After receiving my diagnosis, I went through a range of emotions. All of them are valid and reasonable. I was terrified, scared, confused, angry (no wait, furious), devastated, and hopeless. I have also felt times of denial. The most confusing part of all of this is that I feel completely normal. I am active, healthy, happy, and busy. Very, busy.
I definitely let myself sit in self-pity for a good two weeks. I cried a lot and probably ate more than my fair share of ice cream (I don’t drink, so I have to cope somehow. I realize this is not healthy, but I am only human). Whether you are expecting it or not, no one wants to find out that they have an incurable autoimmune disease. I have been so proud for so many years that I rarely get sick. Who knew that one day my body would turn against me?
Enjoy Life – Choose Joy
One day, as I was praying, I realized, I have a choice to make. I can sit in self-pity for a long time and be miserable, sad, and not enjoy what life has to offer. Or, I can pick myself up, enjoy my health and ability to be active while I can, and live my life.

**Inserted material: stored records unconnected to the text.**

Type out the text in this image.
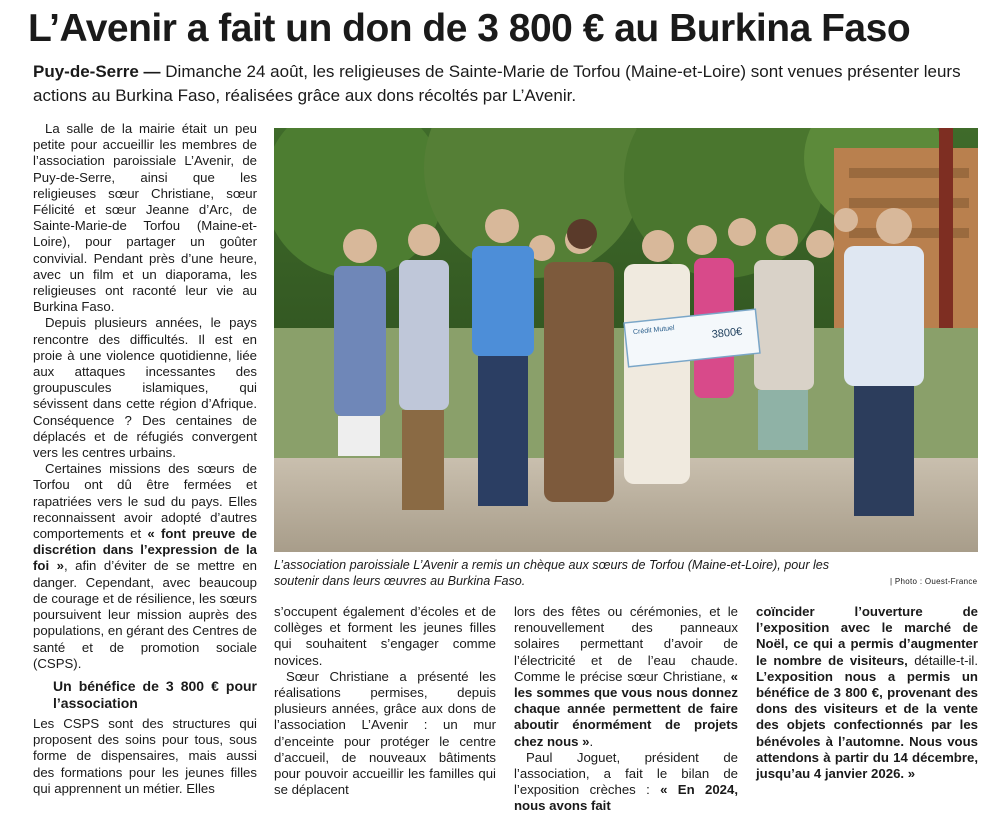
L’Avenir a fait un don de 3 800 € au Burkina Faso

Puy-de-Serre — Dimanche 24 août, les religieuses de Sainte-Marie de Torfou (Maine-et-Loire) sont venues présenter leurs actions au Burkina Faso, réalisées grâce aux dons récoltés par L’Avenir.

La salle de la mairie était un peu petite pour accueillir les membres de l’association paroissiale L’Avenir, de Puy-de-Serre, ainsi que les religieuses sœur Christiane, sœur Félicité et sœur Jeanne d’Arc, de Sainte-Marie-de Torfou (Maine-et-Loire), pour partager un goûter convivial. Pendant près d’une heure, avec un film et un diaporama, les religieuses ont raconté leur vie au Burkina Faso.

Depuis plusieurs années, le pays rencontre des difficultés. Il est en proie à une violence quotidienne, liée aux attaques incessantes des groupuscules islamiques, qui sévissent dans cette région d’Afrique. Conséquence ? Des centaines de déplacés et de réfugiés convergent vers les centres urbains.

Certaines missions des sœurs de Torfou ont dû être fermées et rapatriées vers le sud du pays. Elles reconnaissent avoir adopté d’autres comportements et « font preuve de discrétion dans l’expression de la foi », afin d’éviter de se mettre en danger. Cependant, avec beaucoup de courage et de résilience, les sœurs poursuivent leur mission auprès des populations, en gérant des Centres de santé et de promotion sociale (CSPS).

Un bénéfice de 3 800 € pour l’association

Les CSPS sont des structures qui proposent des soins pour tous, sous forme de dispensaires, mais aussi des formations pour les jeunes filles qui apprennent un métier. Elles

Crédit Mutuel	3800€

L’association paroissiale L’Avenir a remis un chèque aux sœurs de Torfou (Maine-et-Loire), pour les soutenir dans leurs œuvres au Burkina Faso.	| Photo : Ouest-France

s’occupent également d’écoles et de collèges et forment les jeunes filles qui souhaitent s’engager comme novices.

Sœur Christiane a présenté les réalisations permises, depuis plusieurs années, grâce aux dons de l’association L’Avenir : un mur d’enceinte pour protéger le centre d’accueil, de nouveaux bâtiments pour pouvoir accueillir les familles qui se déplacent

lors des fêtes ou cérémonies, et le renouvellement des panneaux solaires permettant d’avoir de l’électricité et de l’eau chaude. Comme le précise sœur Christiane, « les sommes que vous nous donnez chaque année permettent de faire aboutir énormément de projets chez nous ».

Paul Joguet, président de l’association, a fait le bilan de l’exposition crèches : « En 2024, nous avons fait

coïncider l’ouverture de l’exposition avec le marché de Noël, ce qui a permis d’augmenter le nombre de visiteurs, détaille-t-il. L’exposition nous a permis un bénéfice de 3 800 €, provenant des dons des visiteurs et de la vente des objets confectionnés par les bénévoles à l’automne. Nous vous attendons à partir du 14 décembre, jusqu’au 4 janvier 2026. »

I have a beautiful family, amazing friends, and a God who has suffered more than I will ever suffer so that I will one day have a pain-free, everlasting life. Wow. What more could I ask for? I better go and start living my life, enjoying every day, and taking advantage of my early diagnosis.
Diagnosis Date
The date you receive a bad diagnosis is typically a date you will remember forever. I am going to choose to accept this date as the day that I was awoken, not destroyed. I was given the opportunity to live in the moment, not in the future or past. Plus, this date holds a separate and important meaning to it. My sweet, adorable nephew was welcomed to the world on this date and boy what a blessing he is to everyone that knows him and gets to watch him grow. I can’t tell you how grateful I am for a new family member to outshine this dreary day.
“I will bless the Lord at all times; his praise shall continually be in my mouth. My soul makes its boast in the Lord; let the humble hear and be glad. Oh, magnify the Lord with me, and let us exalt his name together! I sought the Lord, and he answered me and delivered me from all my fears.”
Psalm 34:1-4
Comments
2 responses to “My Diagnosis”
Hey Rachel! I’m Paige’s friend and did your hair a few
times years ago! Paige showed me your blog and I just wanted to say you are SO strong. I love that you let your faith lead you and that He will always be there for you. I will be praying for you and your family! Stay strong lady! You got this!
Kate, thank you so much for reaching out! I really appreciate all your prayers and encouragement. Hope you are doing well.